Solution:

Given,
Mass of the two spheres = m
Velocity of first sphere = v
Velocity of second sphere = 2v
Coefficient of restitution = e = 1/2

To find:
Loss of kinetic energy of the system in the collision

Explanation:
When two spheres collide, they interact with each other through a force, which can be either attractive or repulsive. In this case, as the spheres are moving in opposite directions, they will collide head-on, and the force between them will be repulsive. Due to this force, the velocities of the two spheres will change, and their kinetic energy will be transferred from one to the other.

The coefficient of restitution is defined as the ratio of the relative velocities of the two spheres after the collision to the relative velocities before the collision. In this case, e=1/2, which means that the relative velocity of the two spheres after the collision is half of their relative velocity before the collision.

Let us assume that the two spheres stick together after the collision.

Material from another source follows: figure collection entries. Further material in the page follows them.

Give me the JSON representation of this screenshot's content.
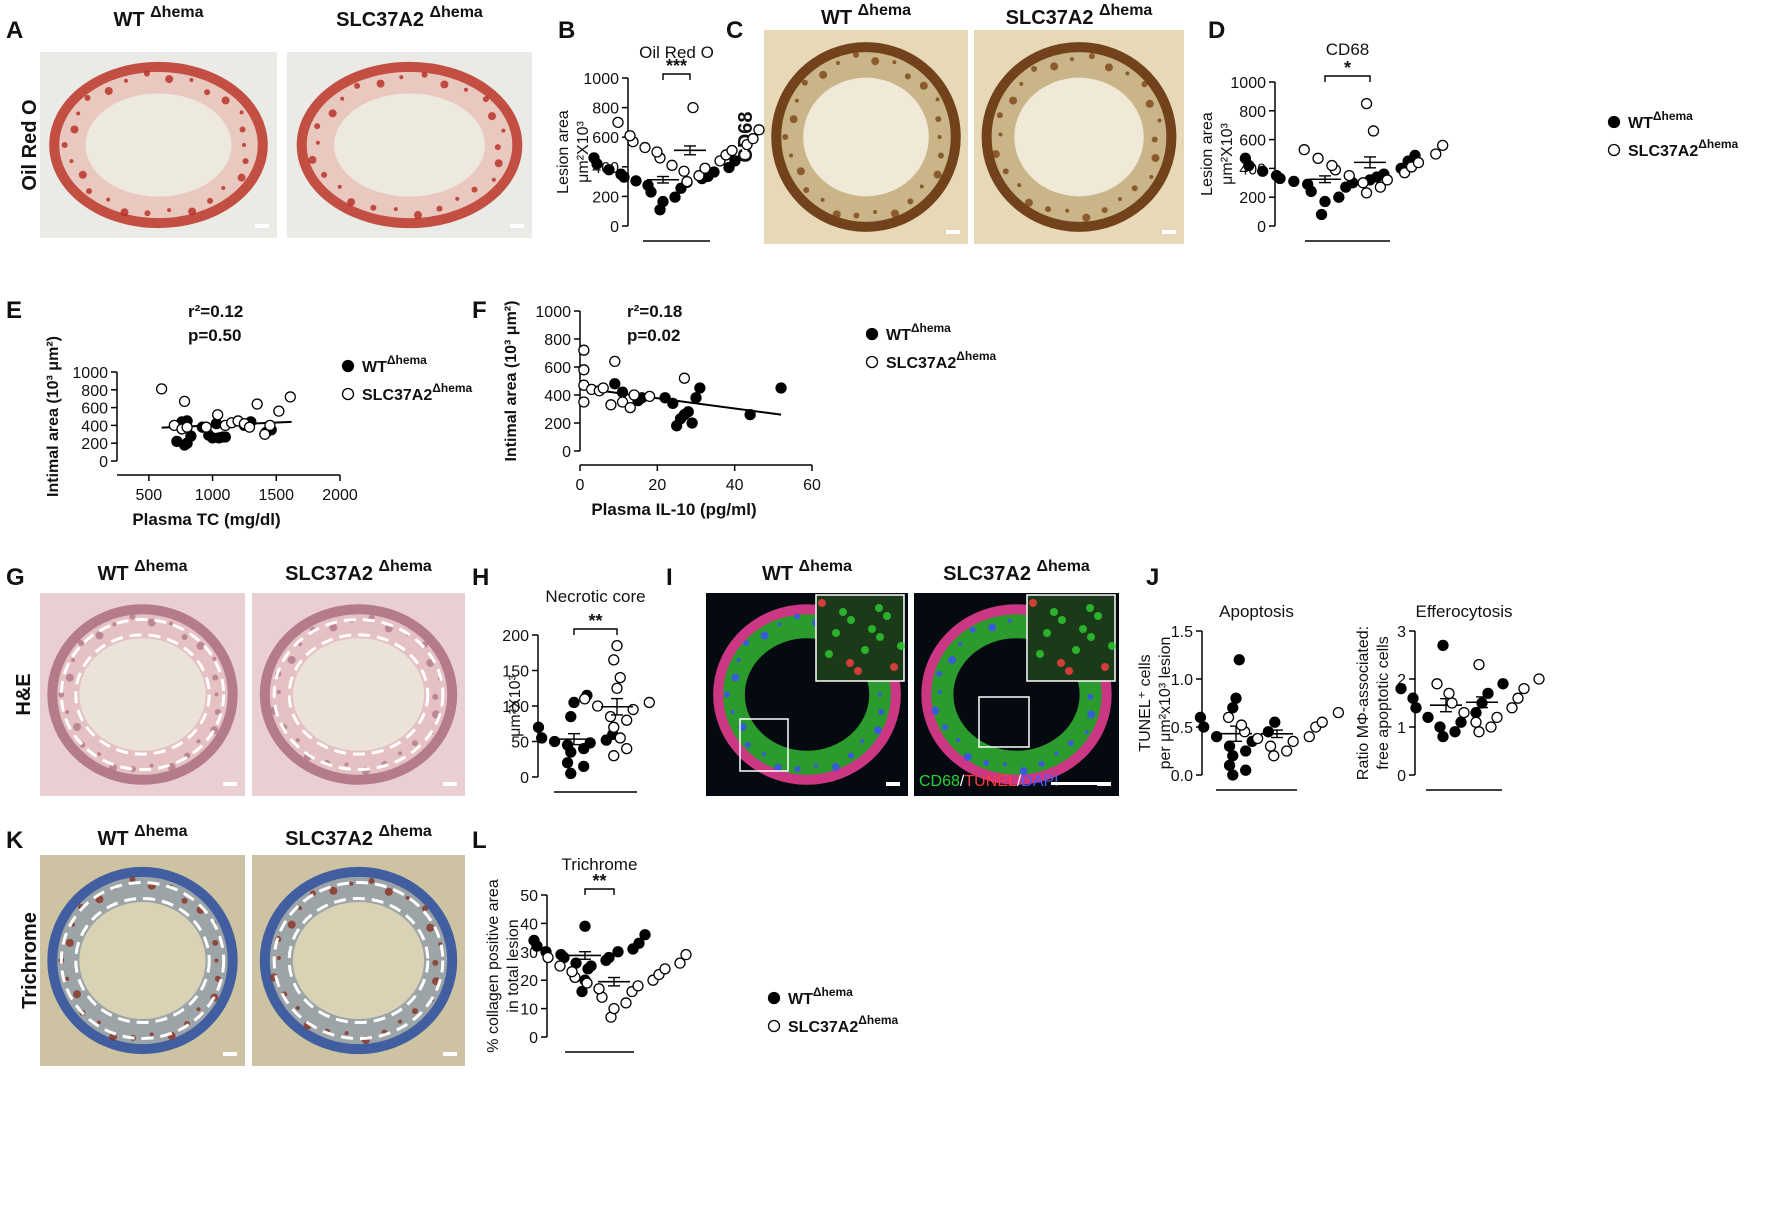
{
  "panels": [
    {
      "id": "A",
      "letter": "A",
      "top": [
        "WT",
        "SLC37A2"
      ],
      "sup": "Δhema",
      "side": "Oil Red O",
      "stain": "oilred",
      "inset": false,
      "merge": false,
      "dashed": false
    },
    {
      "id": "C",
      "letter": "C",
      "top": [
        "WT",
        "SLC37A2"
      ],
      "sup": "Δhema",
      "side": "CD68",
      "stain": "cd68",
      "inset": false,
      "merge": false,
      "dashed": false
    },
    {
      "id": "G",
      "letter": "G",
      "top": [
        "WT",
        "SLC37A2"
      ],
      "sup": "Δhema",
      "side": "H&E",
      "stain": "he",
      "inset": false,
      "merge": false,
      "dashed": true
    },
    {
      "id": "I",
      "letter": "I",
      "top": [
        "WT",
        "SLC37A2"
      ],
      "sup": "Δhema",
      "side": "",
      "stain": "fluor",
      "inset": true,
      "merge": true,
      "dashed": false
    },
    {
      "id": "K",
      "letter": "K",
      "top": [
        "WT",
        "SLC37A2"
      ],
      "sup": "Δhema",
      "side": "Trichrome",
      "stain": "trichrome",
      "inset": false,
      "merge": false,
      "dashed": true
    }
  ],
  "merge_label": [
    "CD68",
    "/",
    "TUNEL",
    "/",
    "DAPI"
  ],
  "merge_colors": [
    "#27d13a",
    "#ffffff",
    "#ff3b3b",
    "#ffffff",
    "#4a5cff"
  ],
  "legend": {
    "wt_label": "WT",
    "ko_label": "SLC37A2",
    "suffix": "Δhema"
  },
  "colors": {
    "text": "#111111",
    "filled": "#000000",
    "open": "#ffffff",
    "scale_bar": "#ffffff"
  },
  "chart_data": [
    {
      "id": "B",
      "letter": "B",
      "type": "scatter",
      "title": "Oil Red O",
      "ylabel": [
        "Lesion area",
        "μm²X10³"
      ],
      "ylim": [
        0,
        1000
      ],
      "yticks": [
        0,
        200,
        400,
        600,
        800,
        1000
      ],
      "sig": "***",
      "series": [
        {
          "values": [
            110,
            165,
            195,
            230,
            255,
            275,
            295,
            305,
            320,
            330,
            335,
            350,
            365,
            380,
            395,
            420,
            440,
            460
          ]
        },
        {
          "values": [
            300,
            340,
            370,
            390,
            410,
            440,
            460,
            480,
            500,
            510,
            530,
            550,
            570,
            590,
            610,
            650,
            700,
            800
          ]
        }
      ]
    },
    {
      "id": "D",
      "letter": "D",
      "type": "scatter",
      "title": "CD68",
      "ylabel": [
        "Lesion area",
        "μm²X10³"
      ],
      "ylim": [
        0,
        1000
      ],
      "yticks": [
        0,
        200,
        400,
        600,
        800,
        1000
      ],
      "sig": "*",
      "series": [
        {
          "values": [
            80,
            170,
            200,
            240,
            270,
            290,
            300,
            310,
            320,
            330,
            340,
            350,
            360,
            380,
            400,
            420,
            450,
            470,
            490
          ]
        },
        {
          "values": [
            230,
            270,
            300,
            320,
            350,
            370,
            390,
            410,
            420,
            440,
            470,
            500,
            530,
            560,
            660,
            850
          ]
        }
      ]
    },
    {
      "id": "H",
      "letter": "H",
      "type": "scatter",
      "title": "Necrotic core",
      "ylabel": [
        "",
        "μm²X10³"
      ],
      "ylim": [
        0,
        200
      ],
      "yticks": [
        0,
        50,
        100,
        150,
        200
      ],
      "sig": "**",
      "series": [
        {
          "values": [
            5,
            15,
            20,
            35,
            40,
            45,
            48,
            50,
            52,
            55,
            60,
            70,
            85,
            105,
            115
          ]
        },
        {
          "values": [
            30,
            40,
            55,
            70,
            80,
            85,
            95,
            100,
            105,
            110,
            125,
            140,
            165,
            185
          ]
        }
      ]
    },
    {
      "id": "J1",
      "letter": "J",
      "type": "scatter",
      "title": "Apoptosis",
      "ylabel": [
        "TUNEL⁺ cells",
        "per μm²x10³ lesion"
      ],
      "ylim": [
        0,
        1.5
      ],
      "yticks": [
        "0.0",
        "0.5",
        "1.0",
        "1.5"
      ],
      "sig": "",
      "series": [
        {
          "values": [
            0.0,
            0.05,
            0.1,
            0.2,
            0.25,
            0.3,
            0.35,
            0.4,
            0.45,
            0.5,
            0.55,
            0.6,
            0.7,
            0.8,
            1.2
          ]
        },
        {
          "values": [
            0.2,
            0.25,
            0.3,
            0.35,
            0.38,
            0.4,
            0.45,
            0.5,
            0.52,
            0.55,
            0.6,
            0.65
          ]
        }
      ]
    },
    {
      "id": "J2",
      "letter": "",
      "type": "scatter",
      "title": "Efferocytosis",
      "ylabel": [
        "Ratio MΦ-associated:",
        "free apoptotic cells"
      ],
      "ylim": [
        0,
        3
      ],
      "yticks": [
        "0",
        "1",
        "2",
        "3"
      ],
      "sig": "",
      "series": [
        {
          "values": [
            0.8,
            0.9,
            1.0,
            1.1,
            1.2,
            1.3,
            1.4,
            1.5,
            1.6,
            1.7,
            1.8,
            1.9,
            2.7
          ]
        },
        {
          "values": [
            0.9,
            1.0,
            1.1,
            1.2,
            1.3,
            1.4,
            1.5,
            1.6,
            1.7,
            1.8,
            1.9,
            2.0,
            2.3
          ]
        }
      ]
    },
    {
      "id": "L",
      "letter": "L",
      "type": "scatter",
      "title": "Trichrome",
      "ylabel": [
        "% collagen positive area",
        "in total lesion"
      ],
      "ylim": [
        0,
        50
      ],
      "yticks": [
        0,
        10,
        20,
        30,
        40,
        50
      ],
      "sig": "**",
      "series": [
        {
          "values": [
            16,
            20,
            24,
            25,
            26,
            27,
            28,
            28,
            29,
            30,
            30,
            31,
            32,
            33,
            34,
            36,
            39
          ]
        },
        {
          "values": [
            7,
            10,
            12,
            14,
            16,
            17,
            18,
            19,
            20,
            21,
            22,
            23,
            24,
            25,
            26,
            28,
            29
          ]
        }
      ]
    },
    {
      "id": "E",
      "letter": "E",
      "type": "scatter",
      "title": "",
      "xlabel": "Plasma TC (mg/dl)",
      "ylabel": "Intimal area (10³ μm²)",
      "xlim": [
        0,
        2000
      ],
      "xticks": [
        500,
        1000,
        1500,
        2000
      ],
      "ylim": [
        0,
        1000
      ],
      "yticks": [
        0,
        200,
        400,
        600,
        800,
        1000
      ],
      "stat": [
        "r²=0.12",
        "p=0.50"
      ],
      "fit": [
        [
          600,
          375
        ],
        [
          1620,
          440
        ]
      ],
      "series": [
        {
          "points": [
            [
              720,
              220
            ],
            [
              760,
              440
            ],
            [
              780,
              180
            ],
            [
              800,
              200
            ],
            [
              800,
              450
            ],
            [
              830,
              280
            ],
            [
              920,
              380
            ],
            [
              970,
              290
            ],
            [
              1000,
              260
            ],
            [
              1030,
              420
            ],
            [
              1050,
              260
            ],
            [
              1080,
              270
            ],
            [
              1100,
              270
            ],
            [
              1250,
              400
            ],
            [
              1300,
              440
            ],
            [
              1420,
              320
            ],
            [
              1460,
              350
            ]
          ]
        },
        {
          "points": [
            [
              600,
              810
            ],
            [
              700,
              400
            ],
            [
              760,
              360
            ],
            [
              780,
              670
            ],
            [
              800,
              380
            ],
            [
              950,
              380
            ],
            [
              1040,
              520
            ],
            [
              1100,
              400
            ],
            [
              1150,
              430
            ],
            [
              1200,
              450
            ],
            [
              1250,
              420
            ],
            [
              1290,
              380
            ],
            [
              1350,
              640
            ],
            [
              1410,
              300
            ],
            [
              1450,
              400
            ],
            [
              1520,
              560
            ],
            [
              1610,
              720
            ]
          ]
        }
      ]
    },
    {
      "id": "F",
      "letter": "F",
      "type": "scatter",
      "title": "",
      "xlabel": "Plasma IL-10 (pg/ml)",
      "ylabel": "Intimal area (10³ μm²)",
      "xlim": [
        0,
        60
      ],
      "xticks": [
        0,
        20,
        40,
        60
      ],
      "ylim": [
        0,
        1000
      ],
      "yticks": [
        0,
        200,
        400,
        600,
        800,
        1000
      ],
      "stat": [
        "r²=0.18",
        "p=0.02"
      ],
      "fit": [
        [
          0,
          450
        ],
        [
          52,
          260
        ]
      ],
      "series": [
        {
          "points": [
            [
              9,
              480
            ],
            [
              11,
              420
            ],
            [
              15,
              360
            ],
            [
              16,
              380
            ],
            [
              22,
              380
            ],
            [
              24,
              340
            ],
            [
              25,
              180
            ],
            [
              26,
              230
            ],
            [
              27,
              260
            ],
            [
              28,
              280
            ],
            [
              29,
              200
            ],
            [
              30,
              380
            ],
            [
              31,
              450
            ],
            [
              44,
              260
            ],
            [
              52,
              450
            ]
          ]
        },
        {
          "points": [
            [
              1,
              720
            ],
            [
              1,
              580
            ],
            [
              1,
              470
            ],
            [
              1,
              350
            ],
            [
              3,
              440
            ],
            [
              5,
              430
            ],
            [
              6,
              450
            ],
            [
              8,
              330
            ],
            [
              9,
              640
            ],
            [
              11,
              350
            ],
            [
              13,
              310
            ],
            [
              14,
              400
            ],
            [
              18,
              390
            ],
            [
              27,
              520
            ]
          ]
        }
      ]
    }
  ]
}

In this case, the velocity of the combined sphere will be (m*v + m*2v)/(2m) = 3v/2. The kinetic energy of the combined sphere after the collision will be (1/2)*m*(3v/2)^2 = (9/8)*m*v^2.

The loss of kinetic energy of the system in the collision can be calculated as the difference between the initial kinetic energy of the two spheres and the final kinetic energy of the combined sphere. The initial kinetic energy of the two spheres is (1/2)*m*v^2 + (1/2)*m*(2v)^2 = (5/2)*m*v^2. Therefore, the loss of kinetic energy of the system in the collision is:

(5/2)*m*v^2 - (9/8)*m*v^2 = (7/8)*m*v^2

Therefore, the loss of kinetic energy of the system in the collision is (7/8)*m*v^2.

Conclusion:
The loss of kinetic energy of the system in the collision is (7/8)*m*v^2. When two spheres collide, their kinetic energy is transferred from one to the other, and the total kinetic energy of the system is not conserved. The coefficient of restitution is a measure of how much kinetic energy is retained by the system after the collision.